Tuesday, November 2, 2010

this isn't a really stupid movie

except for the parts where it’s really stupid, like every time stephen lack opens his mouth, but i try to put that out of my mind and concentrate on the good bits.

scanners is, as david cronenberg will freely admit, a mess. it was his tax bracket movie. he had no real plot. he did, however, have the good sense to cast patrick mcgoohan in a somewhat pivotal role, and this is good enough for me. the paddy is always at his best when he is acting sort of like an confused, uptight, weirdo asshole i think, and he does that very nicely with his opening line, which is:

'you’re 35 years old mr. vale. why are you such a derelict? such a piece of human junk.' seriously, all he needs to do is open his mouth and the awesomeness comes forth. it’s that weird, no-man's-land accent and the diction and the delivery. he is literally spectacular.

it's sort of like when he's the warden in escape from alcatraz, always grooming his fingernails with this weird tight smile on his face, or when he has his freakout as number six in 'the prisoner', ripping off that ape mask and leering at himself in this positively fucked up manner, or when he's playing red in hell drivers and pasts stanley baker a good one just for fun, or even when he's longshanks in braveheart and pitches his son’s no good lover out a window. he's just good that way.

he also makes some odd acting choices, like slouching whenever he can, but you know, people do those things sometimes, and in the context of the scene where he's slouching, i think it makes sense. he's annoyed by these consec tools. he knows that the scanners will break your fucking backs, and he's simply having to reiterate said position for what is probably the eight thousandth time. so he's a bit sleepy about the whole thing.

in the book 'cronenberg on cronenberg', there’s this awesome bit about scanners where d.c. admits to the fact that it's basically a piece of shit, and then goes on to talk about what a coup it was to have gotten the paddy to act in it. he talks about how he'd aged so magnificently, how absolutely wonderful he looked. you'd almost think he wanted to hump the paddy in much the same way i do, but i digress. he also talks about how the paddy one day confessed to him on set that not only was he terrified that he would fuck up on camera, but also that he was terrified that if he wasn't drunk enough, he’d kill someone.
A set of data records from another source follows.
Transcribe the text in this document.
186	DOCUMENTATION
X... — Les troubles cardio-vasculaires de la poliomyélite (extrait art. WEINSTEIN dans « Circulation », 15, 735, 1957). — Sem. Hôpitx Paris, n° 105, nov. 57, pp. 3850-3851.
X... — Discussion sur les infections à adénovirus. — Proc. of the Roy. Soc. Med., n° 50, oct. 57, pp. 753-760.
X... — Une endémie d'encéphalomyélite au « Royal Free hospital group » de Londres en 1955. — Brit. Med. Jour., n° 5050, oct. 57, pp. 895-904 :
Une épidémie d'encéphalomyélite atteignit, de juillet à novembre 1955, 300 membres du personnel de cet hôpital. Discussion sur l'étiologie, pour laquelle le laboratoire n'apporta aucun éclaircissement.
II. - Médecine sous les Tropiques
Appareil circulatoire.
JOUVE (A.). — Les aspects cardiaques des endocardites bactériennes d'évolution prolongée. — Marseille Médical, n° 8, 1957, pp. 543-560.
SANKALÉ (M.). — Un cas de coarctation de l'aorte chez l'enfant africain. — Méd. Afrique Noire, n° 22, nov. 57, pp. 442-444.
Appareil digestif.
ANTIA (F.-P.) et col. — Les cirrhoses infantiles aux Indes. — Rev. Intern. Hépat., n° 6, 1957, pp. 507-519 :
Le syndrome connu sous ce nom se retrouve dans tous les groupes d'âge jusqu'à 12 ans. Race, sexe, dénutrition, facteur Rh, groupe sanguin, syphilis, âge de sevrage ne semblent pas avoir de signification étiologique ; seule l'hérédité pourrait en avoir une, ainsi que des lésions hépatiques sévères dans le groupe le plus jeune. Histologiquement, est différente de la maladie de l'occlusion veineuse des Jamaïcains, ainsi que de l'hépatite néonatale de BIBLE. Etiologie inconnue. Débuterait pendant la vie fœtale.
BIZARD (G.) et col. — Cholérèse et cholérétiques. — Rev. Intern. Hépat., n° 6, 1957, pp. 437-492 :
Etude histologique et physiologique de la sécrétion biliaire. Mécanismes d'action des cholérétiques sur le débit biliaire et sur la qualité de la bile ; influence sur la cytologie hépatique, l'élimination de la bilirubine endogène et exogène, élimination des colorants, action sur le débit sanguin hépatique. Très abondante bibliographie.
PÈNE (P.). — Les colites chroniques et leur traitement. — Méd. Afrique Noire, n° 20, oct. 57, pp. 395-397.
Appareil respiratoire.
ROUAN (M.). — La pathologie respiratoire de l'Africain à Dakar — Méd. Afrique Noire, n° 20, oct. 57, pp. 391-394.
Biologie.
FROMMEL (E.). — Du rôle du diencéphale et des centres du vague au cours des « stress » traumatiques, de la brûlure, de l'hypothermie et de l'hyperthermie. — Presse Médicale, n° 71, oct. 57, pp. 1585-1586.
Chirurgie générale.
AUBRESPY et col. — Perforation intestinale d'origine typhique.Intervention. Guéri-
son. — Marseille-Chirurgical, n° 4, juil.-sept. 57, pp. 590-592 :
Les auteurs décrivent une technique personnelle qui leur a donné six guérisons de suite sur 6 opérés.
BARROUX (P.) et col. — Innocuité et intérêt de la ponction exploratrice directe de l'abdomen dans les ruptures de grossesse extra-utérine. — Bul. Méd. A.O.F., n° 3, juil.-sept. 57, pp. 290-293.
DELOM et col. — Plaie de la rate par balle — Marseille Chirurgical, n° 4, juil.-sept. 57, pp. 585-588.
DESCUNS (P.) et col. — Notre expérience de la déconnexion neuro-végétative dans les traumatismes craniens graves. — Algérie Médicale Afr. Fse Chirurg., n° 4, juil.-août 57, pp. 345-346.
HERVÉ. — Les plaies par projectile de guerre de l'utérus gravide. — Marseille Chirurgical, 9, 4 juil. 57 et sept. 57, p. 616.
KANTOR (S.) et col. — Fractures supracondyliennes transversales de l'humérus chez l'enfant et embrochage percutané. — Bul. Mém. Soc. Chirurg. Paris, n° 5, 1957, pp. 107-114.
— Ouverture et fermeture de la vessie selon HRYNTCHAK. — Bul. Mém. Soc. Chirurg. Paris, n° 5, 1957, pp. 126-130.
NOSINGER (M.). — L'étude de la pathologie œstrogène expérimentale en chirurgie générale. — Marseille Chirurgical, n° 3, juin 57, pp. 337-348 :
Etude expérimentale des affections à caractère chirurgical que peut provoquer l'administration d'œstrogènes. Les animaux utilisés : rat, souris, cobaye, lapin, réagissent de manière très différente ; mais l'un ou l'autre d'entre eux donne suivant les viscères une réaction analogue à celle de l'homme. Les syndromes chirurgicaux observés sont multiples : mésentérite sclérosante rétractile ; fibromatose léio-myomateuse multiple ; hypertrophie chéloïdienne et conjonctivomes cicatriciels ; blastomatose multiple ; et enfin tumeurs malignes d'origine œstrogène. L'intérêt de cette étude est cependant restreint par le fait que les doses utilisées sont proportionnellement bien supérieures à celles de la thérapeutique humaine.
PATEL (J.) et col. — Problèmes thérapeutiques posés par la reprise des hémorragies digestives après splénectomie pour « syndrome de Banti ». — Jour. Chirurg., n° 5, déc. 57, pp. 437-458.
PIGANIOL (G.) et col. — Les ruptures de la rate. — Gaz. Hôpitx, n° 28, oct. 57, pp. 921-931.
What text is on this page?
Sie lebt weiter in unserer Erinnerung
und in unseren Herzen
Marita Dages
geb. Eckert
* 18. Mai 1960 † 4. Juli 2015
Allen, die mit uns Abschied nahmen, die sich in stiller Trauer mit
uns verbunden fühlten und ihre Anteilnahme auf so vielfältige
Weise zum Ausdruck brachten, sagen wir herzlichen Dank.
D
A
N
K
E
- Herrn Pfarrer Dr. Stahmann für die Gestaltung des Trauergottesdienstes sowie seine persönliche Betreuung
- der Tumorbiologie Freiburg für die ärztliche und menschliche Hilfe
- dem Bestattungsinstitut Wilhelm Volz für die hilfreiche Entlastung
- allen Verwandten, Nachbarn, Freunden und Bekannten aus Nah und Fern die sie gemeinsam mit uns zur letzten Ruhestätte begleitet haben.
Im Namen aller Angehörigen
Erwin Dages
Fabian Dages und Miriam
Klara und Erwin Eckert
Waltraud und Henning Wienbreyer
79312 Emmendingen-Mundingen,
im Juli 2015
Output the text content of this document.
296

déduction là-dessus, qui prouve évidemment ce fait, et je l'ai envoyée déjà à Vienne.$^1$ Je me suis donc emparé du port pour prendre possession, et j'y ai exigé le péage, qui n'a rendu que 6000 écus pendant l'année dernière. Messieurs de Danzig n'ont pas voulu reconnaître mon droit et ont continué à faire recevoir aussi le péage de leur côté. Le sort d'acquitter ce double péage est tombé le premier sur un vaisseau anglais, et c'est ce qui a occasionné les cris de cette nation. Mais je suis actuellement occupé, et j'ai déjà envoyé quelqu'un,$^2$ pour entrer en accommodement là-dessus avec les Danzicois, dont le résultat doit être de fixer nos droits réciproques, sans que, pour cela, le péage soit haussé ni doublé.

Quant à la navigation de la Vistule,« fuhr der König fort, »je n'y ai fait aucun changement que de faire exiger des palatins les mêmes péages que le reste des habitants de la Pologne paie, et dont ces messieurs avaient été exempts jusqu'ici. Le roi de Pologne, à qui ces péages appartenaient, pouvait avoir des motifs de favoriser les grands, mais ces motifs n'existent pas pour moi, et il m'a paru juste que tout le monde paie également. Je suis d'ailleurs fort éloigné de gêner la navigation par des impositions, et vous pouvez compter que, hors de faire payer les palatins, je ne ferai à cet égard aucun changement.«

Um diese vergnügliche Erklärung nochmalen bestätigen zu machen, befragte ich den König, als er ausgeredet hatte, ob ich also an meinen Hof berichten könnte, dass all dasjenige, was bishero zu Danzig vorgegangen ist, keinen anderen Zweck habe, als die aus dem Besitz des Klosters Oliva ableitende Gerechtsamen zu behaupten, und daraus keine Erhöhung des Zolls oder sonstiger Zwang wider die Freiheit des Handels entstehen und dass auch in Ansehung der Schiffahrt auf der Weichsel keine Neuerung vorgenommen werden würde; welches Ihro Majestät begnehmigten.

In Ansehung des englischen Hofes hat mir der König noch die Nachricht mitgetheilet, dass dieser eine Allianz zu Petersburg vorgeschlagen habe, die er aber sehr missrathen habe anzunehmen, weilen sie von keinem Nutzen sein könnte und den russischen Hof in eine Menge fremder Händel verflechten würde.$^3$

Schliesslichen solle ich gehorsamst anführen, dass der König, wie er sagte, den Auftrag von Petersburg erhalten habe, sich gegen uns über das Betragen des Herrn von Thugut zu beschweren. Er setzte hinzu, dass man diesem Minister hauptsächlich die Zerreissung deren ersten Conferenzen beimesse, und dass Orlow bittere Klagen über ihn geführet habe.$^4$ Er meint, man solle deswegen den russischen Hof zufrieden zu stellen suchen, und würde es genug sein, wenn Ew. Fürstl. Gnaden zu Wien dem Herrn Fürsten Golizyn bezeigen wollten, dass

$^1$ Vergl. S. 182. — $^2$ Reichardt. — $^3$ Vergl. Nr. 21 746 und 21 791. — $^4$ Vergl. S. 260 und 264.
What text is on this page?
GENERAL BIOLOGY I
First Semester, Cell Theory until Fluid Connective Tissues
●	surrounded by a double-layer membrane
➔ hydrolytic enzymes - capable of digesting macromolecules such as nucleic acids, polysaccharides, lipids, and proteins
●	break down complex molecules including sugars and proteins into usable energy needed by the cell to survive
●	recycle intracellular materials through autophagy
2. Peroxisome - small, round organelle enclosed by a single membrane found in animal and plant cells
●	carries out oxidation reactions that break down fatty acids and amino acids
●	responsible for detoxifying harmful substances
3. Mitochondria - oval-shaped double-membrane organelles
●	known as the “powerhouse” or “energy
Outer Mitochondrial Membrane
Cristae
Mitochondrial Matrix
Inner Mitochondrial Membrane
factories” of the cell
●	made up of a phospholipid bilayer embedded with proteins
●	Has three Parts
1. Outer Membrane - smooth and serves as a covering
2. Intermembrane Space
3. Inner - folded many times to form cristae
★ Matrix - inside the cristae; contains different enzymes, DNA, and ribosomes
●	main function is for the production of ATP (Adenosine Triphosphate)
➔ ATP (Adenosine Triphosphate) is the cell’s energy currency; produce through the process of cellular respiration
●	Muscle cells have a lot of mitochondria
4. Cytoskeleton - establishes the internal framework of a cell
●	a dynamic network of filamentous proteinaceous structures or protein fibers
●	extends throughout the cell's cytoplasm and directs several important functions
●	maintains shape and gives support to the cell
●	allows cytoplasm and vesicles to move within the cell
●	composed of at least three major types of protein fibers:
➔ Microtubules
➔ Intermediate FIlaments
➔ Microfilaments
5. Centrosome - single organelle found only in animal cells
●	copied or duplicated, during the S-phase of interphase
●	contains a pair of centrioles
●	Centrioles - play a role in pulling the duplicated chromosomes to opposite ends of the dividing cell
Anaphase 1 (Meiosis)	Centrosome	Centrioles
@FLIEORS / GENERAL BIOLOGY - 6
why didn't i work on this film? god is patently not my friend. i would have gone out and gotten good and fucked up with the p. whenever he wanted me to, and i would have taken my clothes off for him at the barest hint of a request.

but anyhow, scanners: one massively lovely head explosion, one actor who can't act to save his ass even under duress (stephen lack), lots of nosebleeds indicating psychic strain, one actor eating hunks of scenery at pertinent moments in the film (michael ironsides), one script with some loose ends and an unnecessary death (the paddy's), but honestly, one of the best roles patrick mcgoohan had in the eighties. he gets to be the 'luke, i am your father guy', he has a heroic meltdown right before his death, he gets to be a snarky fucker. all the good stuff, and all the stuff he was the best at.

am i saying anything i haven’t said before? likely not. but i had to get drunk tonight, and this is what you get when i’m drunk—-epiphanies about the unending glory of patrick mcgoohan.